NiF2 as an efficient electrode material with high window potential of 1.8 V for high energy and power density asymmetric supercapacitor

Abstract

We investigated NiF 2 as an energy storage material in asymmetric supercapacitor together with activated carbon (AC) as the counter electrode. Cyclic voltammetry and galvanostatic charge-discharge profile are carried out to investigate the oxidation-reduction process and capacitive behavior of the NiF 2 sample. The interfacial electron transport properties of the sample are also explored using Nyquist plots in two and three electrodes configurations of electrochemical impedance spectroscopy. A very high specific capacitance of 751 F/g is achieved at 1 A/g current density in three electrode system. Further, the asymmetric supercapacitor device based on NiF 2 //AC structure reveals high capacitance of 175 F/g at 1 A/g in the high window potential of 1.8 V. The fabricated device retained 93% of its initial capacitance after 1000 cycles at 3 A/g current density affirms high electrochemical stability of the device. Ragone plot depicts high energy density of 79.65 Wh/kg with power density of 1727.35 W/kg for 1.8 V window potential at 1 A/g current density.
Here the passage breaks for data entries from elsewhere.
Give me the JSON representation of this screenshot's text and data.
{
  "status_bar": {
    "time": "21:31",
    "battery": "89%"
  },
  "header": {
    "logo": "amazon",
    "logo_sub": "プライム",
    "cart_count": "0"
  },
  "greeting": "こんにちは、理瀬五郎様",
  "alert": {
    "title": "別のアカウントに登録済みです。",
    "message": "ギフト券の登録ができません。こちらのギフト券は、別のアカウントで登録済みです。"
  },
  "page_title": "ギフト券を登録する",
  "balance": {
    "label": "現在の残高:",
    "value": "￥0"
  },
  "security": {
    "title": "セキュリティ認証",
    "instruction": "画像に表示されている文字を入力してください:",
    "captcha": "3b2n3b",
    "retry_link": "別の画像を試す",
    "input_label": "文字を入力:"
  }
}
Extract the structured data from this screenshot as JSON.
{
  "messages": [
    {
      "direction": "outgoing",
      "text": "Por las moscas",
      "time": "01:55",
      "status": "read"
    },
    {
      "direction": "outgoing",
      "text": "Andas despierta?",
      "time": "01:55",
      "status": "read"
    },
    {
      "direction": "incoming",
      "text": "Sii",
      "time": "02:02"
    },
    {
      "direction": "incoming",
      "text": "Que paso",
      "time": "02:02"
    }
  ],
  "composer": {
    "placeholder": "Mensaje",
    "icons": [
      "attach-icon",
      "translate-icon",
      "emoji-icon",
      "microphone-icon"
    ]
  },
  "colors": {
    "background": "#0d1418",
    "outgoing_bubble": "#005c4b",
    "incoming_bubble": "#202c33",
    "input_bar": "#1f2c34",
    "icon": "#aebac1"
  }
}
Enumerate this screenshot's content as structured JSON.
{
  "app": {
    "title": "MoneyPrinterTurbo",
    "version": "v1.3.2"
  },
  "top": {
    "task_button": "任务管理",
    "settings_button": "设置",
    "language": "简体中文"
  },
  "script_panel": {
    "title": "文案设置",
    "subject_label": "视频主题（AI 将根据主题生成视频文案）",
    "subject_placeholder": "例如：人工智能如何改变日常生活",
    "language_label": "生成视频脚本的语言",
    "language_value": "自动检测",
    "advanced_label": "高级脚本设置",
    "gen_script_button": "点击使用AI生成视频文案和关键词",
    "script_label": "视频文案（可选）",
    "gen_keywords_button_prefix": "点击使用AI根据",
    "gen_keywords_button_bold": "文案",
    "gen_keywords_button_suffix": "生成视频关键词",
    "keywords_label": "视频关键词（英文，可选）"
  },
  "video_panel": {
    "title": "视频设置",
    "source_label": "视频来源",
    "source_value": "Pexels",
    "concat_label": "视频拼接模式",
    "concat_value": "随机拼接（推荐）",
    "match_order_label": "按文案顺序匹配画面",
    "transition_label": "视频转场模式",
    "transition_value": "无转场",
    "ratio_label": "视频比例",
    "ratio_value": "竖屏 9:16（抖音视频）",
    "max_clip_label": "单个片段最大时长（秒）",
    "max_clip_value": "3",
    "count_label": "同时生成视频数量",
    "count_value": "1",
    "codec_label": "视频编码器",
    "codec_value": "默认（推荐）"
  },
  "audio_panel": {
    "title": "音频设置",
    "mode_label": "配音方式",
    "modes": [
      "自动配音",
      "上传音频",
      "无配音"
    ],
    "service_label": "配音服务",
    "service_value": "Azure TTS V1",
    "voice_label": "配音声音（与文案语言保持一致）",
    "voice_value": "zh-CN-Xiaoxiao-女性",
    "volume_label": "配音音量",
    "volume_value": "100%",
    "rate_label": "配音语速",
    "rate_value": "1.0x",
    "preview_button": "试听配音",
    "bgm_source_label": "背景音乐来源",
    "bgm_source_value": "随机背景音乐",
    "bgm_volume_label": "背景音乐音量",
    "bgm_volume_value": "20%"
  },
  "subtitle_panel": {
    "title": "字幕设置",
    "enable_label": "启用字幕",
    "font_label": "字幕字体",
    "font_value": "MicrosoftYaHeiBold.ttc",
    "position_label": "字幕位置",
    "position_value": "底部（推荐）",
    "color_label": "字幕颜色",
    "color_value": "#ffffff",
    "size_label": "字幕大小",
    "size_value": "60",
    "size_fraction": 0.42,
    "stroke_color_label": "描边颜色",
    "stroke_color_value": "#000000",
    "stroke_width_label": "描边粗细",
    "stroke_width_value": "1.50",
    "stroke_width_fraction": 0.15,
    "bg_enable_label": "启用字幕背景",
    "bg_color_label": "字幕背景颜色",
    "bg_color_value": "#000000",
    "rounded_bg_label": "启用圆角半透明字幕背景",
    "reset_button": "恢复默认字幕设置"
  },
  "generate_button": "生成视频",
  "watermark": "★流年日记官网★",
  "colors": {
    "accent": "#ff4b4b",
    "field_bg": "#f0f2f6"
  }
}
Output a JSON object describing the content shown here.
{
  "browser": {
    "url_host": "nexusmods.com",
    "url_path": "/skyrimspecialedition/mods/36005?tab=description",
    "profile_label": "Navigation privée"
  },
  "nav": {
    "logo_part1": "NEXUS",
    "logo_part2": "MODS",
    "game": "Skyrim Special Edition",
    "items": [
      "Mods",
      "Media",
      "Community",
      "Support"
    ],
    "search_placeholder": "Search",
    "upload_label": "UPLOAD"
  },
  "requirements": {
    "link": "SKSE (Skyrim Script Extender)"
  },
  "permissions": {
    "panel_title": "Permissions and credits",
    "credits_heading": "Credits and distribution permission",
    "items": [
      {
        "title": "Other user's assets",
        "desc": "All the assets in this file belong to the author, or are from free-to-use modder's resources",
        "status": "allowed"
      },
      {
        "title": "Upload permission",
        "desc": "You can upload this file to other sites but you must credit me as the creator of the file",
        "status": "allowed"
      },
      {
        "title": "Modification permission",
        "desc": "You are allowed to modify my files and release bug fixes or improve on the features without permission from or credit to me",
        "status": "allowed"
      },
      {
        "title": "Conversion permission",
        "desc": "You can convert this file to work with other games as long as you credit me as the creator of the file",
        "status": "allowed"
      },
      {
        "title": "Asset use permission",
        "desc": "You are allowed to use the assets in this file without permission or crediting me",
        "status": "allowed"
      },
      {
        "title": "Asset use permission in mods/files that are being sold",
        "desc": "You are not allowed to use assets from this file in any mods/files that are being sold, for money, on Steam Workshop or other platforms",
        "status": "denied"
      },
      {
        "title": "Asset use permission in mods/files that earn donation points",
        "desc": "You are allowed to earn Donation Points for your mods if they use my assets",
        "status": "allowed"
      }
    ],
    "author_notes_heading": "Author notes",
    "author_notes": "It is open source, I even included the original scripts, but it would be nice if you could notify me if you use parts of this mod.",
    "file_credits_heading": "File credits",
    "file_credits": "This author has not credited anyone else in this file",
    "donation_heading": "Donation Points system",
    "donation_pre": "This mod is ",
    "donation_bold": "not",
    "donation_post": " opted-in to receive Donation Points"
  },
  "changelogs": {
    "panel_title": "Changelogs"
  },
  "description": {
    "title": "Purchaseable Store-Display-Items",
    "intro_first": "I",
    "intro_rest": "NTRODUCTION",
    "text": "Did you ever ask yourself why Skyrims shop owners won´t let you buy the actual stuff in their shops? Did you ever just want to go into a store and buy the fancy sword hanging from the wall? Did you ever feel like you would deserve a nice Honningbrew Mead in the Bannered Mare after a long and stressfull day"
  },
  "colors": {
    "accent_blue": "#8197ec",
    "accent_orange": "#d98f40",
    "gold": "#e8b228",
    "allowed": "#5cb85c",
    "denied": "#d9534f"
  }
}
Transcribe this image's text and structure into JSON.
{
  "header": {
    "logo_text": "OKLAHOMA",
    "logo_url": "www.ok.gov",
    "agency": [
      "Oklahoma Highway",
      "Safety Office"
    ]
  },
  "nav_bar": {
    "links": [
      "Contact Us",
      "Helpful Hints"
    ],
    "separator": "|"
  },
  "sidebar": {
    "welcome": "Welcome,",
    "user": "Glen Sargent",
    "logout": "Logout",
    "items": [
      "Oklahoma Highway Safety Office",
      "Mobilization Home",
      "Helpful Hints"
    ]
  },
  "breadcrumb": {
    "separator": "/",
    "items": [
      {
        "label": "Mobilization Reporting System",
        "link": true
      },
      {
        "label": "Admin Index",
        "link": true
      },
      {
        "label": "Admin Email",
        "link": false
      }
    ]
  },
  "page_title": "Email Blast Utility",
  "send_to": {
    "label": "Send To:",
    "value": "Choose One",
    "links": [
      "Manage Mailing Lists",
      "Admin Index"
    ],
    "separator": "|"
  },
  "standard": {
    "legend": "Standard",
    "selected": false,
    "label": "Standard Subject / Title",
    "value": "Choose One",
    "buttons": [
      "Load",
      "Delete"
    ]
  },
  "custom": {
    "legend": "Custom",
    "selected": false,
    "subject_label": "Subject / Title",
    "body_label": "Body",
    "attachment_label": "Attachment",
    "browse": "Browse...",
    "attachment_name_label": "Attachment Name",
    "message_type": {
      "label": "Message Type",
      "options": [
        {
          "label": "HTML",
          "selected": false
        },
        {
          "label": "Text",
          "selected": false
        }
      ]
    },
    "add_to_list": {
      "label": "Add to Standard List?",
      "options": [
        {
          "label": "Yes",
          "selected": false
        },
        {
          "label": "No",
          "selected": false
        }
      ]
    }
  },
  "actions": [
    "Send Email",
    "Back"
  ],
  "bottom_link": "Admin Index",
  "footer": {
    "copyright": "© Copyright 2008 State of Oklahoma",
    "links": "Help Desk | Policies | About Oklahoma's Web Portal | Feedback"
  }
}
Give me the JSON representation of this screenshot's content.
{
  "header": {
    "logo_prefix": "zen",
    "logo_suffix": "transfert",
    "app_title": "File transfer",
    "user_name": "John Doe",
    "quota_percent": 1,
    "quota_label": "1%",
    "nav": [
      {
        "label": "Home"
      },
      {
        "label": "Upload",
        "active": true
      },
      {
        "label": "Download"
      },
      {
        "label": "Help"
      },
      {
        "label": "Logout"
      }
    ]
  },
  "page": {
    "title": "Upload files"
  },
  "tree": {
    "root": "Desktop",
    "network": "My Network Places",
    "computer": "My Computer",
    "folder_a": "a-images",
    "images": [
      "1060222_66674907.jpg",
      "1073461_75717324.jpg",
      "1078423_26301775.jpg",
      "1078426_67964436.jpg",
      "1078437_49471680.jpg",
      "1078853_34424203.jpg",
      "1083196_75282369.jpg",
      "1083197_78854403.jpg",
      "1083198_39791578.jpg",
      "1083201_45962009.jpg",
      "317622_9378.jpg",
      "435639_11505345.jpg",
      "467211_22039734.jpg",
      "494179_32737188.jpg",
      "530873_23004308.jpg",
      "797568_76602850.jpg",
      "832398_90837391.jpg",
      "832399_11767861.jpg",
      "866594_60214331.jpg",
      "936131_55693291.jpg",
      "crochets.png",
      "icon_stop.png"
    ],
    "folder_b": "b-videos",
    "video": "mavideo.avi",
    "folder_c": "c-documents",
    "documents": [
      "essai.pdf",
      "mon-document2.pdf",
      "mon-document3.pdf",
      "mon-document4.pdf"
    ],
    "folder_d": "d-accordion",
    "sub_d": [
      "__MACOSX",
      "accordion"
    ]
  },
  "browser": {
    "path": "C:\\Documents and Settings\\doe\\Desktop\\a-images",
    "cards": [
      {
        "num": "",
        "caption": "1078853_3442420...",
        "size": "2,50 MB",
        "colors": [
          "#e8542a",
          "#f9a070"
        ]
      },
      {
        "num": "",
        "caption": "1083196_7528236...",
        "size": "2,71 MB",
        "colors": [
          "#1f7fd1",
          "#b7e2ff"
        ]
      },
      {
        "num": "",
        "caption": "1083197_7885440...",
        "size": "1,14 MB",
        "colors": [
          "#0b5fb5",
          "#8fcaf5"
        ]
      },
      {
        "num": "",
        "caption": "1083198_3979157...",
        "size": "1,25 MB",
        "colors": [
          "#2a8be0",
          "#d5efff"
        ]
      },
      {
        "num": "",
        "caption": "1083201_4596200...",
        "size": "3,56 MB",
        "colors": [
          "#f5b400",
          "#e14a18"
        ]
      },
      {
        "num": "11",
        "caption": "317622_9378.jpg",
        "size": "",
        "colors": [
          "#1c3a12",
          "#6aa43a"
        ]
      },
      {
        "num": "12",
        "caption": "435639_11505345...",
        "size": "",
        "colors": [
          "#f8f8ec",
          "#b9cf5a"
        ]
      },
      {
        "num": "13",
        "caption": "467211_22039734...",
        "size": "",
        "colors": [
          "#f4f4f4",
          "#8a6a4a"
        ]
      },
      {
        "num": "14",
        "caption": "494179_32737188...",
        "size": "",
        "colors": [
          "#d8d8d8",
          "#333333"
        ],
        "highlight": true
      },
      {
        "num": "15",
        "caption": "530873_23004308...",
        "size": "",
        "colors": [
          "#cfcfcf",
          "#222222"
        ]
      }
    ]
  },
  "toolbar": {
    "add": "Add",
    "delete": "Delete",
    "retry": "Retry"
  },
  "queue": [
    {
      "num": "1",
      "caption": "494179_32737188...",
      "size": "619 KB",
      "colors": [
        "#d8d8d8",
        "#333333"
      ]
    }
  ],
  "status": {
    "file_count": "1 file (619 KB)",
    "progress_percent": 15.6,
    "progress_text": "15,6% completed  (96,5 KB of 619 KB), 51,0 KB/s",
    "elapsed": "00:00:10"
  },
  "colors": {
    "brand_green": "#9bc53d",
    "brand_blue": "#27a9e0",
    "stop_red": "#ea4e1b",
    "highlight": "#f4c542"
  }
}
High electrochemical stability of NiF 2 sample endures the tetragonal phase even after electrochemical measurement which can be more useful in recycling the electrode material for future recycled supercapacitor devices. • Pristine NiF 2 was employed for the fabrication of asymmetric supercapacitor device. • NiF 2 //AC device presented high C s of 175 F/g@1 A/g with high window potential of 1.8 V. • Ragone plot depicts high E D = 79.65 Wh/kg and P D = 1727.35 W/kg for 1.8 V@1A/g. • After electrochemical measurement, NiF 2 can be recyclable for further device fabrication.